Die Sativa Rheinau AG betreibt sowohl Sortenzüchtung als auch Saatgutvermehrung und -verkauf. Die Entwicklung einer neuen Sorte würde bis zu 15 Jahre dauern. Bei der Entwicklung einer neuen Sorte müsse zudem auch weit in die Zukunft geschaut und zum Beispiel die Klimaveränderung berücksichtigt werden. Neue genetische Züchtungstechniken (NGT) wie CrisprCas würden diese Probleme nicht lösen.
Fragen der Finanzierung
Die lange Vorarbeit müsse auch finanziert werden. Leider könne das nicht über die Wertschöpfung passieren. Diese Arbeit sei vielmehr auf Stiftungsgelder und Spenden angewiesen. Die Saatgutproduktion erfordere ebenfalls nochmals viel Zeit und Geld, denn die Planung laufe ebenfalls über mehrere Jahre.
Zschunke erwähnte ein Beispiel aus der Züchtungsarbeit der Sativa Rheinau AG. Mit der Firma Rapunzel in Deutschland wurde ein Züchtungsprojekt für Verarbeitungstomaten entwickelt. Daraus sei die Sorte «Mauro Rosso» entstanden, die nun auch für Rapunzelprodukte, wie zum Beispiel Saucen und Püree verwendet werde.
Die allgemeinen Rahmenbedingungen für Verarbeitungstomaten, vor allem der grosse Preisdruck, seien leider ebenfalls grosse Herausforderungen. Denn die günstigsten Bio-Tomaten würden heute in China angebaut.
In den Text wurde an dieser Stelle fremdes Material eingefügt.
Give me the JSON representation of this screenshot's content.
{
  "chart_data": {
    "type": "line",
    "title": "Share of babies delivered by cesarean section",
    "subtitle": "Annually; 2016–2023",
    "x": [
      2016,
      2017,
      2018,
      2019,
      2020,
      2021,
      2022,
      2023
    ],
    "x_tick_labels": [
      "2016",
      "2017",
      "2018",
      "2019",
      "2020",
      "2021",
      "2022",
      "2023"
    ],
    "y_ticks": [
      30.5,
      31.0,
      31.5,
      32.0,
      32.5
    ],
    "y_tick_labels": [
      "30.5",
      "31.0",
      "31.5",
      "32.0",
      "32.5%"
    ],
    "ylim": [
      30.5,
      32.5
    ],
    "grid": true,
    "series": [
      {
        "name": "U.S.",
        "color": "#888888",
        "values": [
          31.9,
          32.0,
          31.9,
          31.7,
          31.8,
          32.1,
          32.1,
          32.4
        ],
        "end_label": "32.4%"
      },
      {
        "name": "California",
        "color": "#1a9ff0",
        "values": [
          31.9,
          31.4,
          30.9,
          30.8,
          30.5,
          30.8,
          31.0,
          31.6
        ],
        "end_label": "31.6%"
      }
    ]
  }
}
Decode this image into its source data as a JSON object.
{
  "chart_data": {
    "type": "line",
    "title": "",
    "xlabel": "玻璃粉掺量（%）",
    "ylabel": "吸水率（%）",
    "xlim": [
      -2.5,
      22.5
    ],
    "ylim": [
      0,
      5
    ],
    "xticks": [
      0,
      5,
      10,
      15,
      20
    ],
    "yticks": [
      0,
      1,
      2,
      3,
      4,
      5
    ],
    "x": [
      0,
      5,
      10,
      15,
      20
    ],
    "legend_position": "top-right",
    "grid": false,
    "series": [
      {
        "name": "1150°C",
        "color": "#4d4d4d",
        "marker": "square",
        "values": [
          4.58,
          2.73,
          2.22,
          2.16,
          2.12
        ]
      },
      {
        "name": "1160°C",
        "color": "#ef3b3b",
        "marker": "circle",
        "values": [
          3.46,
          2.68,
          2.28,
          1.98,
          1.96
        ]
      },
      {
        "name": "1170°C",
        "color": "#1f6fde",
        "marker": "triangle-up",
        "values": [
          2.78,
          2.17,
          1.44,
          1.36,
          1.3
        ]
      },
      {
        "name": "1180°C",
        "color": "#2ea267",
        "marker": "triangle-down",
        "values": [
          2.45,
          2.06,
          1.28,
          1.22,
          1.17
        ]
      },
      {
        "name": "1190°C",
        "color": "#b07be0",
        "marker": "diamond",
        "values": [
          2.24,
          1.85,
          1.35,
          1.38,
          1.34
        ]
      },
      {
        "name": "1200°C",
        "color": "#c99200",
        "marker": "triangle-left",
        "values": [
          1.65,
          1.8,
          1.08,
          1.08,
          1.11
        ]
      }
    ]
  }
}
Die beste Züchtung und das beste Saatgut könnten diese Probleme allein nicht lösen.
Risikobewertung und Vertrauen
Weiteren Referate ergänzten die Tagung. Dabei informierte unter anderem Felix Ortgies des deutschen Bundesamtes für Risikobewertung, wie sie ihre Arbeit leisten und wie diese finanziert wird. Die gut tausend Mitarbeitenden leisten unter anderem wissenschaftliche Beratung und werden ausschliesslich aus Steuermitteln finanziert.
Weiter informierte Alex Gertschen der SQS, weshalb Vertrauen bei allen Kontrollaktivtäten zielführender sei als Misstrauen: Vertrauen sei die Grundbedingung für eine kooperative Beziehung. Es würde sich darum immer lohnen, die Interessen der anderen Seite mindestens mitzuberücksichtigen, war die zentrale Botschaft.
Neuste Erkenntnisse und Networking
An der jährlichen Lebensmitteltagung treffen sich Fachexpert:innen und profitieren von neusten Erkenntnissen sowie Networking. Kontakt- und Austauschmöglichkeiten unter den Teilnehmenden in den Pausen und beim Mittagessen wurden rege genutzt.
Die Veranstaltung steht unter dem Patronat der Kontroll- und Zertifizierungsfirma bio.inspecta, ihrer Tochtergesellschaft q.inspecta sowie der Schweizerischen Vereinigung für Qualitäts- und Management-Systeme SQS. Zu den Medienpartner:innen gehört unter anderem die Plattform bionetz.ch. Der nächste Lebensmitteltag findet am 10. April 2025 statt.